|Elevation||546.4 m (1,793 ft)|
|Traversed by||Vermont Route 58|
|Location||Orleans County, Vermont, United States|
|Topo map||USGS Hazen's Notch|
Hazen's Notch is a mountain pass in Westfield, in the northern Green Mountains of Vermont. Hazen's Notch was named after Moses Hazen who in 1779 led the construction of the Bayley Hazen Military Road as far as this point on a route which started at Newbury, Vermont and was originally planned to continue to Saint-Jean-sur-Richelieu, Quebec, not far from Montreal.
The notch is defined by the cliffs of Sugarloaf Mountain to the north and by Haystack Mountain to the south. The height of land of the pass is located in Hazen's Notch State Park, in Orleans County, about 0.5 miles (0.80 km) east of the boundary between Orleans and Franklin Counties. Located on the south side of the road at the height of land in Hazen's Notch is a stone tablet inscribed with the words "Terminus of the Hazen Road, 1779" which was placed there by the Orleans County Historical Society on August 21, 1903.

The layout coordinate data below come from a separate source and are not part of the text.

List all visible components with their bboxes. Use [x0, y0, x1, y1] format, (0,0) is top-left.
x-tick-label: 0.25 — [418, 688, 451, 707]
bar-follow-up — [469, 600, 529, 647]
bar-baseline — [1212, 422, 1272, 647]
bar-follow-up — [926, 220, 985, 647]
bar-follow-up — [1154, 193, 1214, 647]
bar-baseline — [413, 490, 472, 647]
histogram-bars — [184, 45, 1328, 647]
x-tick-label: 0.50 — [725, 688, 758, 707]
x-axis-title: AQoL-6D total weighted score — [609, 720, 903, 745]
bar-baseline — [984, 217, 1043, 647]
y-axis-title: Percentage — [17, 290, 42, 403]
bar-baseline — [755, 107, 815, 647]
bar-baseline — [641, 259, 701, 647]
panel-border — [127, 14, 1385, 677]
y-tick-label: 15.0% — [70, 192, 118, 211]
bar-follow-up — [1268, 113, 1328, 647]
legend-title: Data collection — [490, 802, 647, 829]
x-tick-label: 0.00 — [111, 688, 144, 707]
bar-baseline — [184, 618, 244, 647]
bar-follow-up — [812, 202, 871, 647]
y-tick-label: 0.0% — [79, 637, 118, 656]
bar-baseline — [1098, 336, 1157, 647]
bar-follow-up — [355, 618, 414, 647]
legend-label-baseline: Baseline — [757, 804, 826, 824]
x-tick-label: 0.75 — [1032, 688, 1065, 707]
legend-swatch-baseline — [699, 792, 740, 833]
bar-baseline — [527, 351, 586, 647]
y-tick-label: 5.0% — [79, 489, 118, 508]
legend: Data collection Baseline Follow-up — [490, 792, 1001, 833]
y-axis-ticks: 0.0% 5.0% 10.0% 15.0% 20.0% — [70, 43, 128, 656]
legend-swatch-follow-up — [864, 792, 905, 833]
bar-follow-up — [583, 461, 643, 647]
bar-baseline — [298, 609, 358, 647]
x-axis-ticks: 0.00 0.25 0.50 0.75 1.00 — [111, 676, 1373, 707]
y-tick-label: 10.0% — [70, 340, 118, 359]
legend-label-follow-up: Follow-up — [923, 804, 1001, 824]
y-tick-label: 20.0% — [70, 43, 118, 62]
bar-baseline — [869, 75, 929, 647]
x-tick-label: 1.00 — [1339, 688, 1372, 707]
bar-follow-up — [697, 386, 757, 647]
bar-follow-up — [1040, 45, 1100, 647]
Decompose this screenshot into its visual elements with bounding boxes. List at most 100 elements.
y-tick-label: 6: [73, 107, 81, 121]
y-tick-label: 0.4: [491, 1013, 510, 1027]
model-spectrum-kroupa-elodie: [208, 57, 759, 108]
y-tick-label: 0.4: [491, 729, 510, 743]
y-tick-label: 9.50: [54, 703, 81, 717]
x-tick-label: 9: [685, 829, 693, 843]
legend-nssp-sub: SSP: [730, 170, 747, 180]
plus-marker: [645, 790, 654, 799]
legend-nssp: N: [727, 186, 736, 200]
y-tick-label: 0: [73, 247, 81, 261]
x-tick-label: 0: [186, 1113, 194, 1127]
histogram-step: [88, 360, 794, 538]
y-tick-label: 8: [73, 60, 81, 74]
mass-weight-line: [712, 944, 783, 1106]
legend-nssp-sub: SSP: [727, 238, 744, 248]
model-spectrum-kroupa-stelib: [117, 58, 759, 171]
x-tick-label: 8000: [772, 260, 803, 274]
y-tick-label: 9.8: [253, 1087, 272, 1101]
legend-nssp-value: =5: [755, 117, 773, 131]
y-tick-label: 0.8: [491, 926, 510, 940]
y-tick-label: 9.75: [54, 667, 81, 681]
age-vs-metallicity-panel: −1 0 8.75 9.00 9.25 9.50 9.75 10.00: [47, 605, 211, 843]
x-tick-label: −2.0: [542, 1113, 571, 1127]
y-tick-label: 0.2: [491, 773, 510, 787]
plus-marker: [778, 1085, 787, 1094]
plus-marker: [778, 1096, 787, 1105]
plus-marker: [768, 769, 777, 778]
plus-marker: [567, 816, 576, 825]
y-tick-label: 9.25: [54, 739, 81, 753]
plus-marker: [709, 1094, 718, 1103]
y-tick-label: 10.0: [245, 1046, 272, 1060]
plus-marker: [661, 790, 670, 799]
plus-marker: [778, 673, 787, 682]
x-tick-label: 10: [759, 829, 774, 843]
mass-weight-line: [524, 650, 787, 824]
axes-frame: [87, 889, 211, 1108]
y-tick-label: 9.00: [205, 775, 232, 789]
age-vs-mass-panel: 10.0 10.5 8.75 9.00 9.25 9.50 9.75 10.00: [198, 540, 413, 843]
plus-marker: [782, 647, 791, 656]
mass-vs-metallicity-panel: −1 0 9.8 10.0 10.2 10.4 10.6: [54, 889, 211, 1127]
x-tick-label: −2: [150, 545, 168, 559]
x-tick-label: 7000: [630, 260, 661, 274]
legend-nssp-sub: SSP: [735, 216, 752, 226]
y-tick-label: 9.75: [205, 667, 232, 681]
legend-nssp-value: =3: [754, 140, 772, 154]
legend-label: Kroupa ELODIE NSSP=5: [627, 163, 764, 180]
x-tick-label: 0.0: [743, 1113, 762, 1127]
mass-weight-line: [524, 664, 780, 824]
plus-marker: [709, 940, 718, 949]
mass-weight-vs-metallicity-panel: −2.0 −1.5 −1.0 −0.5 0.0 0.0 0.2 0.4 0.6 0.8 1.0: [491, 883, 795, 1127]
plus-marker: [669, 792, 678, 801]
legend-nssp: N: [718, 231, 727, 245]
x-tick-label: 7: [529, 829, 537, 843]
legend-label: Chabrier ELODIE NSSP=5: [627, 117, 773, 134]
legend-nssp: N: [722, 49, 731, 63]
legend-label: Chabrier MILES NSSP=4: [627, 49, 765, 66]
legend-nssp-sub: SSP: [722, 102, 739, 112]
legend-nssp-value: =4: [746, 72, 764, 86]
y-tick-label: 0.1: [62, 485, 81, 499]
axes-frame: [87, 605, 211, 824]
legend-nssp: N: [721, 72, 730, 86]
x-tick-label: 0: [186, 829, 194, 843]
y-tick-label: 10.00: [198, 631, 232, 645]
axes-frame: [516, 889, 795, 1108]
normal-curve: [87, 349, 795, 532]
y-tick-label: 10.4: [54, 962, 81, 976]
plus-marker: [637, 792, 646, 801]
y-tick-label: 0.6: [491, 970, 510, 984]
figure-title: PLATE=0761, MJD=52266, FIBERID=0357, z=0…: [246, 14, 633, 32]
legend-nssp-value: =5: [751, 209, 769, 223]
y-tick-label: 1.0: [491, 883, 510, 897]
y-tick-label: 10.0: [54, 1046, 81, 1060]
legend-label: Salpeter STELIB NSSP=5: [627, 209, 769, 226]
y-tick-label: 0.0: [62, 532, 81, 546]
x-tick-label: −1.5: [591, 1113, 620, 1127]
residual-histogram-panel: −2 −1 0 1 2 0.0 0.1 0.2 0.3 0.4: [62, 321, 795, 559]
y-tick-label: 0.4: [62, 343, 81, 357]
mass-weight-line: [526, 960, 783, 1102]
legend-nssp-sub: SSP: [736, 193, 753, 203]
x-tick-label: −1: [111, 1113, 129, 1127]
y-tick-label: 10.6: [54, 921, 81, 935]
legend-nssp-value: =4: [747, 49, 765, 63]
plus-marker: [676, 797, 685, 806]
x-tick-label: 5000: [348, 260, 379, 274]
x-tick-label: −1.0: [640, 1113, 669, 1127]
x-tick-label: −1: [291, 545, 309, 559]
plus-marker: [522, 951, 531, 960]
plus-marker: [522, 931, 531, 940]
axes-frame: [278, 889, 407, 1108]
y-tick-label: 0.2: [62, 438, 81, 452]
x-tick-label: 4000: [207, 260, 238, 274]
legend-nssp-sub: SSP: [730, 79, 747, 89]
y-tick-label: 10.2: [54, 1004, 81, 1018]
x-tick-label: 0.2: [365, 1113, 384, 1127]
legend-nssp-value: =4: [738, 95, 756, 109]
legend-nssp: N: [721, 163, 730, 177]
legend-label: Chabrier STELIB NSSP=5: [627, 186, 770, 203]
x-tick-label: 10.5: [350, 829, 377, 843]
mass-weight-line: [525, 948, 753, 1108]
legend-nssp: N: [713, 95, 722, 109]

The geology of the Hazen's Notch area in Westfield and Montgomery is primarily Hazen's Notch Formation of schist with intrusions of Belvidere Mountain Amphibolite and two areas of ultramafic rocks all of which grades into Jay Peak Formation in the lower elevations.
On the east side, Hazen's Notch drains into the East Branch of the Missisquoi River, which drains into Lake Champlain, thence into Canada's Richelieu River, the Saint Lawrence River, and into the Gulf of Saint Lawrence. To the west, the gap is drained by Wade Brook, which drains into the Trout River, thence the Missisquoi River.
The Long Trail, a 272-mile (438-km) hiking trail running the length of Vermont, crosses Hazen's Notch between Haystack Mountain, 1.5 mi (2.5 km) to the south, and Sugarloaf Mountain immediately to the north.
The State of Vermont has designated 273 acres (110 ha) as the Hazen's Notch Natural Area.